Sun Dec 2nd through Sat the 8th, 2018 at Palais des Congrès de Montréal
This paper provides the first sublinear time algorithm for the subspace approximation problem in the streaming and in the distributed settings of computation. Subspace approximation is an important machine learning problem. The paper is very well written and i found the results interesting and important. One weakness of the paper is that the experimental results are short and not very informative.
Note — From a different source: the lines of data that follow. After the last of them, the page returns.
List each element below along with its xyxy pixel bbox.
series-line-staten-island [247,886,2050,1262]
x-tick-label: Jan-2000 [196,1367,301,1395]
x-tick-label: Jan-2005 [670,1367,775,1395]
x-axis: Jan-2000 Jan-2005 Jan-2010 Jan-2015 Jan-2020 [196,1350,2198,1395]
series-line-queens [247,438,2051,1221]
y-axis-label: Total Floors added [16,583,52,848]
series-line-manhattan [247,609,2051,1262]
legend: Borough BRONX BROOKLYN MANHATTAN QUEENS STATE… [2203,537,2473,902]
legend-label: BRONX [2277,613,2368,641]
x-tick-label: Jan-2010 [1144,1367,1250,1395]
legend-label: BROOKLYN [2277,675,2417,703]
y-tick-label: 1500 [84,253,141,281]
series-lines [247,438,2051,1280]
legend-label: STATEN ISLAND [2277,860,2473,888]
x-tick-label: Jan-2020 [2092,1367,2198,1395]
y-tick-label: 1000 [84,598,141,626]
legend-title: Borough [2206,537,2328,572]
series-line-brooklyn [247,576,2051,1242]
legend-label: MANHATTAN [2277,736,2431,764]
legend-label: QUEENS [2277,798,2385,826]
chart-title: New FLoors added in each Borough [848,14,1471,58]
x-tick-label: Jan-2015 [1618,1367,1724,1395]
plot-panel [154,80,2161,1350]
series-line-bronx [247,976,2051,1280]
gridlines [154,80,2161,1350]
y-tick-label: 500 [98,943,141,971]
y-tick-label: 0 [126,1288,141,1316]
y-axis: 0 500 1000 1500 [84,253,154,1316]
This paper discusses the subspace estimation problem which is defined as follows: Given a set of n points in R^d and an integer k find a subspace S of dimension k such that the (loss function of) distance of the points to the subspace is minimised. There are (1+\eps)-approximation algorithm known for this problem with running time that is polynomial in n and d but exponential in (k/\eps). Moreover, these algorithms inherently do not work in the streaming setting where only one (or few) passes over the data is allowed. The main result claimed in this papers is a streaming (1+\eps)-approximation algorithm matching the running rime time bound of previous non-streaming algorithms. Streaming algorithms capture most realistic settings where the data is available only as a stream and does not sit in the memory. Given this, I consider the results in the paper significant. The paper also gives some experimental results on synthetic dataset. The main innovation in the paper is in the theoretical analysis which is not easy to follow for a non-expert. Many of the proofs is in the Supplementary material. The authors try to give some high-level ideas in Section 3. Unfortunately, much of the analysis is dependent on previously known results and it is hard for a non-expert to verify all these results quickly.
This paper studies the use of oblivious dimensionality reduction for approximating a point set with a subspace. It gives a sketching and solve algorithm that reduces both the number of points, and the dimension that they are in, to numbers close to the dimensional of the goal subspace. It then empirically demonstrates that the proposed methods perform better than SVDs. While subspace approximation is important, I’m doubtful of the value of this work for several reasons. First, unlike previous results on oblivious subspace embeddings that introduced new tools, this paper appears to be almost entirely applying existing tools to a mathematically natural variant of the problem. It does not discuss the connections and applications related to this problem. The experiments are also restricted on small synthetic data, and does not compare against natural heuristics such as simulated annealing and local methods. The experiment section also does not discuss the parameters that the projections are invoked with, and the role of table (b) is not very well explained. Overall, while this paper contains good theoretical ideas, it can benefit from a more thorough set of experiments on practically motivated datasets (although good steps in this direction were taken in the Author Feedback), as well as a more thorough treatment of the importance of the problem studied. On the other hand, due to the fundamental importance of subspace approximation problems in numerical linear algebra, I would not object to this paper appearing.